In 2007 humanity passed a demographic milestone of critical importance. For the first time in history more people now live in cities and towns than in rural areas. This trend towards an urbanized world is set to continue: by 2030 more than 60% of the world`s population will live in urban areas, with most of the world’s population growth over the next 25 years being absorbed by cities and towns in the Global South. What will be the consequences of this shift? Demographic pressure already strains the capacity of local and national governments to manage urban change. Today, nearly one billion people live in slums, and in the absence of significant intervention that number is set to double in the next two decades. Will our future be dominated by mega-cities of poverty and despair, or can urbanization be harnessed to advance human and economic development?
Cities and Development provides a critical analysis of the contribution that cities have made to social, political and economic development and highlights the key challenges facing urban policy makers and planners. It critically examines strategies and interventions that have failed to solve persistent urban poverty and growing inequality. It also investigates the complexities of managing and governing urban environments, and explores both technical and political responses to complex social and ecological problems.
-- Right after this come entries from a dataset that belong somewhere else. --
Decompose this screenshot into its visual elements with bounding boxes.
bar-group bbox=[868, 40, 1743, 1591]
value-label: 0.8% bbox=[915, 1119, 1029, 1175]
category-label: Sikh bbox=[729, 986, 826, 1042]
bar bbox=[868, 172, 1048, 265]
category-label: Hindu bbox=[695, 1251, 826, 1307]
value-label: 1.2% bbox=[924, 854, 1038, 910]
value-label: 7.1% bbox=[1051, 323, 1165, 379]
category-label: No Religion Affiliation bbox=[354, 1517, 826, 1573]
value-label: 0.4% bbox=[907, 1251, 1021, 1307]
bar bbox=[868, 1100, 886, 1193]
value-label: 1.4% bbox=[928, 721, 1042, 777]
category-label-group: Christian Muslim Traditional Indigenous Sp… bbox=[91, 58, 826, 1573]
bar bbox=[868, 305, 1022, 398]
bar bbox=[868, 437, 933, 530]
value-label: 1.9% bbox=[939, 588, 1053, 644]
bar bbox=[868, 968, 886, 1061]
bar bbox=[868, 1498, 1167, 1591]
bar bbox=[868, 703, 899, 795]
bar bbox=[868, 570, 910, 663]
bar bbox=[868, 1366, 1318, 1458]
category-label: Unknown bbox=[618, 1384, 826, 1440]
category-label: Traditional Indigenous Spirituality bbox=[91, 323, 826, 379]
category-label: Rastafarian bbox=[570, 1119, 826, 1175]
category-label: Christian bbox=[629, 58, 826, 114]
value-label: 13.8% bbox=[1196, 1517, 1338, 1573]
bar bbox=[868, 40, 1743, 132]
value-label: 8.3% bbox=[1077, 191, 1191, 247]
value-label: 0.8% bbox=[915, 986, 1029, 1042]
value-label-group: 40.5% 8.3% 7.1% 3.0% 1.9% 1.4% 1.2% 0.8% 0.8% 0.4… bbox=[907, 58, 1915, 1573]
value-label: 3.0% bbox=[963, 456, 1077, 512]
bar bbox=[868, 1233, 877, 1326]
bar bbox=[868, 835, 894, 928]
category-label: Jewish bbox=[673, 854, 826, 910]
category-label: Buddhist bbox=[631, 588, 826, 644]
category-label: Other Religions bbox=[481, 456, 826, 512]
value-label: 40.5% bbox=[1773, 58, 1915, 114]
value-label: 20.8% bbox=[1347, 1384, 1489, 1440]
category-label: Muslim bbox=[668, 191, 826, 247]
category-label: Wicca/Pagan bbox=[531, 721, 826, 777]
Issues of urban crime, violence and the spectre of war in contemporary cities are explored and contrasted with the possibilities that cities create for achieving prosperity and social justice. Moving beyond the ‘Third World Cities’ literature, the book emphasises universal patterns in contemporary urbanism, while stressing the importance of context in the construction of a theory of urban development.
This book provides an overall framework for understanding the cities-development relationship while engaging with urban theory and contemporary urban policy issues. Containing case studies, it is intended for students and researchers of urban studies, development studies, urban planning, sociology and politics, as well as policy makers concerned with poverty reduction and sustainable economic development.